La peinture chez André Lemaitre a été autant une œuvre d’instinct qu’une méditation sur son art. Nourri d’une forte érudition, acquise par la lecture et les visites d’exposition, puisant chez les Anciens l’enseignement des Grands Maîtres, le peintre de Cesny a livré au travers de quelques réflexions une conception éclairée de son métier.
La personnalité : « En peinture, il y a des connaissances techniques qu’il est bon de savoir, mais la personnalité ne s’apprend pas. »
La technique : « Le moyen qui semble le plus facile est le trait. C’est déjà une abstraction et un parti-pris. Il n’y a pas de lignes dans la nature. Il y a des volumes et c’est l’air qui sépare ces volumes et la lumière qui donne les volumes. Le vrai dessin est donc celui qui tient compte de l’environnement en ne séparant pas le motif de ce qu’il y a devant, derrière et sur les côtés. »
Le dessin : « J’ai toujours beaucoup dessiné, surtout à une certaine époque, mais je considère les dessins comme des balbutiements, des confidences qui, à la limite, ne sont pas faits pour être montrés. »
La méditation : « Dans ma peinture, il y a toujours une grande part de pensée. Je dirais que c’est plus médité qu’on ne le croit. C’est une peinture voulue. Ça paraît statique, mais ça ne l’est pas. Ça bout à l’intérieur. Je crois savoir domestiquer tout cela. Comme je suis un type assez direct, ça commence par des gestes ; ça frise quelquefois la peinture gestuelle. Puis, tout s’ordonne ; je cesse d’être direct pour être méditatif. »
Les saisons : « Pour les saisons, j’ai souvent choisi celle qui dépouille le plus le paysage de ses attraits faciles pour ne garder que l’aspect construit, sévère et riche à la fois, qui laisse lire les structures du motif et qui dépouille les arbres, c’est-à-dire l’hiver. »
Condé-sur-Ifs : « Ce qui me séduisait surtout, c’était l’aspect géographique du site et le côté constructif des maisons. Tout ça correspond très bien à un certain héritage anti-impressionniste. Tout est simple : des verticales et des horizontales. Avec ça, on fait un tableau tout de suite. »
La nature morte : « A l’atelier, je peins la même table et les mêmes objets depuis une éternité, car le problème qui se pose à moi n’est pas la reproduction des objets – souvent bien quelconques -mais le problème plastique que je veux résoudre. »
Les brosses : « L’emploi de la grosse brosse, c’est venu petit à petit, parce que j’étais pressé de l’effet.
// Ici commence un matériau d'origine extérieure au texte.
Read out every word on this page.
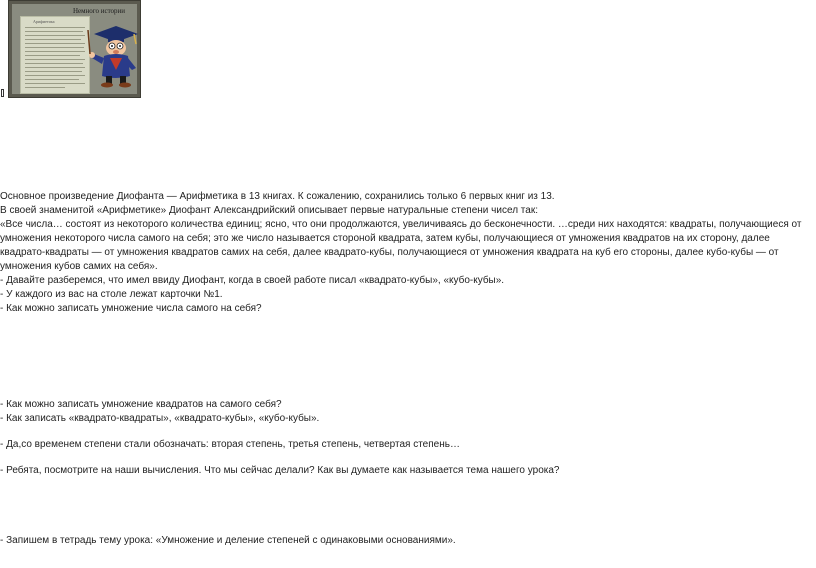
Немного истории
Арифметика

Основное произведение Диофанта — Арифметика в 13 книгах. К сожалению, сохранились только 6 первых книг из 13.

В своей знаменитой «Арифметике» Диофант Александрийский описывает первые натуральные степени чисел так:

«Все числа… состоят из некоторого количества единиц; ясно, что они продолжаются, увеличиваясь до бесконечности. …среди них находятся: квадраты, получающиеся от умножения некоторого числа самого на себя; это же число называется стороной квадрата, затем кубы, получающиеся от умножения квадратов на их сторону, далее квадрато-квадраты — от умножения квадратов самих на себя, далее квадрато-кубы, получающиеся от умножения квадрата на куб его стороны, далее кубо-кубы — от умножения кубов самих на себя».

- Давайте разберемся, что имел ввиду Диофант, когда в своей работе писал «квадрато-кубы», «кубо-кубы».

- У каждого из вас на столе лежат карточки №1.

- Как можно записать умножение числа самого на себя?

- Как можно записать умножение квадратов на самого себя?

- Как записать «квадрато-квадраты», «квадрато-кубы», «кубо-кубы».

- Да,со временем степени стали обозначать: вторая степень, третья степень, четвертая степень…

- Ребята, посмотрите на наши вычисления. Что мы сейчас делали? Как вы думаете как называется тема нашего урока?

- Запишем в тетрадь тему урока: «Умножение и деление степеней с одинаковыми основаниями».
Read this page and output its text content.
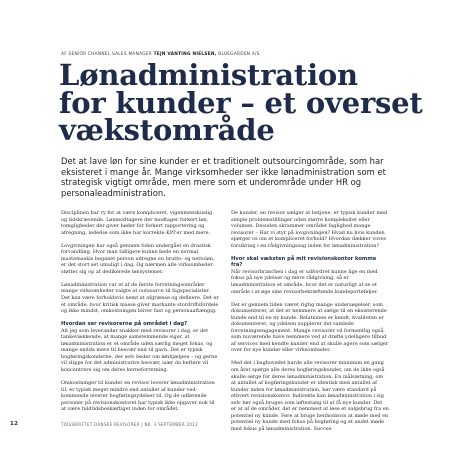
AF SENIOR CHANNEL SALES MANAGER TEJN VANTING NIELSEN, BLUEGARDEN A/S
Lønadministration
for kunder – et overset
vækstområde

Det at lave løn for sine kunder er et traditionelt outsourcingområde, som har eksisteret i mange år. Mange virksomheder ser ikke lønadministration som et strategisk vigtigt område, men mere som et underområde under HR og personaleadministration.

Disciplinen har ry for at være kompliceret, vigenmenskuelig og tidskrævende. Lønmodtagere der modtager forkert løn, tomgligheder der giver bøder for forkert rapportering og afregning, lededse som ikke har korrekte KPI'er med mere.

Lovgivningen har også gennem tiden undergået en drastisk forvandling. Hvor man tidligere kunne bede en normal mastemaskis beganet person udregne en brutto- og nettoløn, er det stort set umuligt i dag. Og nærmen alle virksomheder støtter sig op af dedikerede lønsystemer.

Lønadministration var et af de første forretningsområder mange virksomheder valgte at outsource til fagspecialister. Det kan være forholdsvis nemt at afgrænse og definere. Det er et område, hvor kritisk masse giver markante stordriftsfordele og ikke mindst, omkostningen bliver fast og personaaftængig.

Hvordan ser revisorerne på området i dag?

Alt jeg som leverandør snakker med revisorer i dag, er det tankevækkende, at mange samstemmende siger, at lønadministration er et område uden særlig meget fokus, og mange endda mere til besvær end til gavn. Det er typisk bogføringskonderne, der selv beder om lønhjælpen – og gerne vil slippe for det administrative besvær, især da heftere vil koncentrere sig om deres kerneforretning.

Omkostninger til kunder en revisor leverer lønadministration til, er typisk meget mindre end antallet af kunder vedkommende leverer bogføringsydelser til. Og de udførende personer på revisionskontoret har typisk ikke opgaver nok til at være fuldtidsbeskæftiget inden for området.

De kunder, en revisor sælger at betjene, er typisk kunder med simple problemstillinger uden større kompleksitet eller volumen. Desuden skrammer området faglighed mange revisorer – Har vi styr på lovgivningen? Hvad nu hvis kunden spørger os om et kompliceret forhold? Hvordan dækker vores forsikring i en rådgivningssag inden for lønadministration?

Hvor skal væksten på mit revisionskontor komme fra?

Når revisorbranchen i dag er udfordret kunne lige en med fokus på nye ydelser og mere rådgivning, så er lønadministration et område, hvor det er naturligt at se et område i at øge sine revisorbekræftende kundeporteføljer.

Det er gennem tiden været rigtig mange undersøgelser, som dokumenterer, at det er nemmere at sælge til en eksisterende kunde end til en ny kunde. Relationen er kendt, kvaliteten er dokumenteret, og ydelsen supplerer det samlede forretningsengagement. Mange revisorer vil formentlig også som nuværende have nemmere ved at drøfte ydelligere tilbud af services med kendte kunder end at skulle agere som sælger over for nye kunder eller virksomheder.

Med det i baghovedet burde alle revisorer minimum en gang om året spørge alle deres bogføringskunder, om de ikke også skulle sørge for deres lønadministration. En målsætning, om at antallet af bogføringskunder er identisk med antallet af kunder inden for lønadministration, bør være standard på ethvert revisionskontor. Indirekte kan lønadministration i sig selv bør også bruges som løftestang til at få nye kunder. Det er at af de områder, det er nemmest at løse et salgsbrug fra en potentiel ny kunde. Føre at bruge henholdsvis at møde med en potentiel ny kunde med fokus på bogføring og et andet møde med fokus på lønadministration. Succes-

12	TIDSSKRIFTET DANSKE REVISORER | NR. 3 SEPTEMBER 2013
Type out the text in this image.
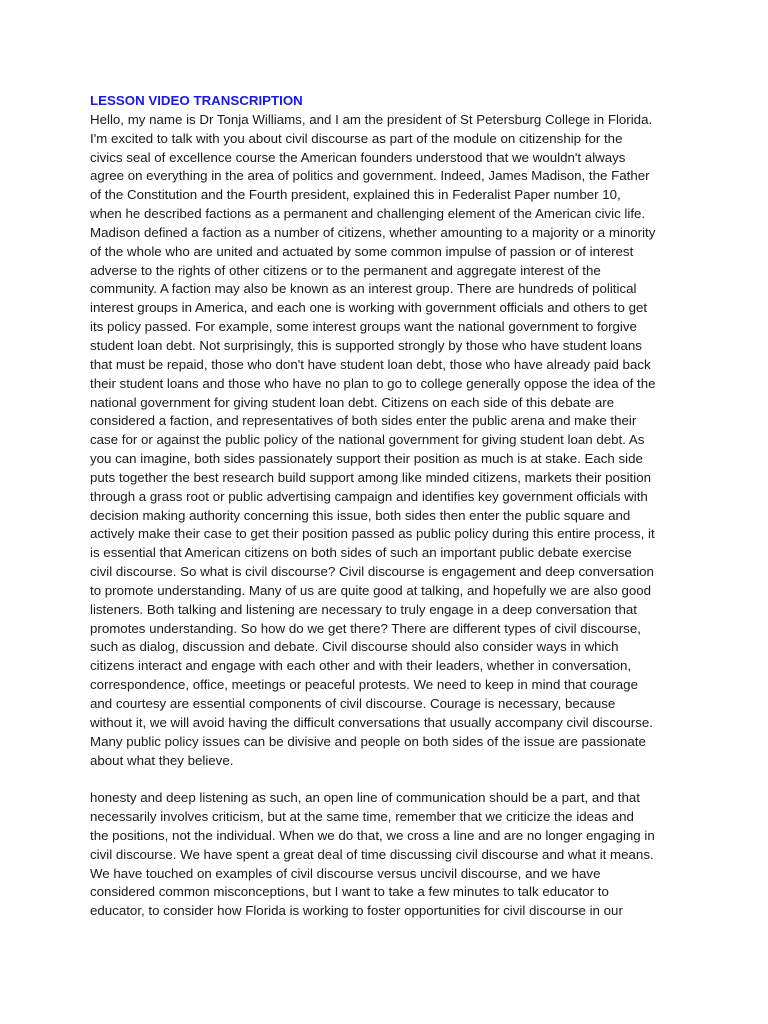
LESSON VIDEO TRANSCRIPTION

Hello, my name is Dr Tonja Williams, and I am the president of St Petersburg College in Florida.
I'm excited to talk with you about civil discourse as part of the module on citizenship for the
civics seal of excellence course the American founders understood that we wouldn't always
agree on everything in the area of politics and government. Indeed, James Madison, the Father
of the Constitution and the Fourth president, explained this in Federalist Paper number 10,
when he described factions as a permanent and challenging element of the American civic life.
Madison defined a faction as a number of citizens, whether amounting to a majority or a minority
of the whole who are united and actuated by some common impulse of passion or of interest
adverse to the rights of other citizens or to the permanent and aggregate interest of the
community. A faction may also be known as an interest group. There are hundreds of political
interest groups in America, and each one is working with government officials and others to get
its policy passed. For example, some interest groups want the national government to forgive
student loan debt. Not surprisingly, this is supported strongly by those who have student loans
that must be repaid, those who don't have student loan debt, those who have already paid back
their student loans and those who have no plan to go to college generally oppose the idea of the
national government for giving student loan debt. Citizens on each side of this debate are
considered a faction, and representatives of both sides enter the public arena and make their
case for or against the public policy of the national government for giving student loan debt. As
you can imagine, both sides passionately support their position as much is at stake. Each side
puts together the best research build support among like minded citizens, markets their position
through a grass root or public advertising campaign and identifies key government officials with
decision making authority concerning this issue, both sides then enter the public square and
actively make their case to get their position passed as public policy during this entire process, it
is essential that American citizens on both sides of such an important public debate exercise
civil discourse. So what is civil discourse? Civil discourse is engagement and deep conversation
to promote understanding. Many of us are quite good at talking, and hopefully we are also good
listeners. Both talking and listening are necessary to truly engage in a deep conversation that
promotes understanding. So how do we get there? There are different types of civil discourse,
such as dialog, discussion and debate. Civil discourse should also consider ways in which
citizens interact and engage with each other and with their leaders, whether in conversation,
correspondence, office, meetings or peaceful protests. We need to keep in mind that courage
and courtesy are essential components of civil discourse. Courage is necessary, because
without it, we will avoid having the difficult conversations that usually accompany civil discourse.
Many public policy issues can be divisive and people on both sides of the issue are passionate
about what they believe.

honesty and deep listening as such, an open line of communication should be a part, and that
necessarily involves criticism, but at the same time, remember that we criticize the ideas and
the positions, not the individual. When we do that, we cross a line and are no longer engaging in
civil discourse. We have spent a great deal of time discussing civil discourse and what it means.
We have touched on examples of civil discourse versus uncivil discourse, and we have
considered common misconceptions, but I want to take a few minutes to talk educator to
educator, to consider how Florida is working to foster opportunities for civil discourse in our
Quand on peint un paysage, ça ne dure pas l’effet ; alors, on met des petites taches partout, comme faisaient les impressionnistes. Tandis que moi, avec mon gros pinceau, je résume ça en quelques gestes. »
L’aquarelle : « Je me suis inventé une technique d’aquarelle qui est bien de moi, c’est-à-dire la fluidité et la rapidité d’exécution. Car pour moi, l’aquarelle c’est suggérer bien plus que montrer. Puisqu’on ne peut pas rivaliser avec la peinture, pour faire quelque chose de costaud et de solide, j’ai donc choisi la voie contraire, la voie du fluide. Alors je vais très vite avec un gros pinceau. »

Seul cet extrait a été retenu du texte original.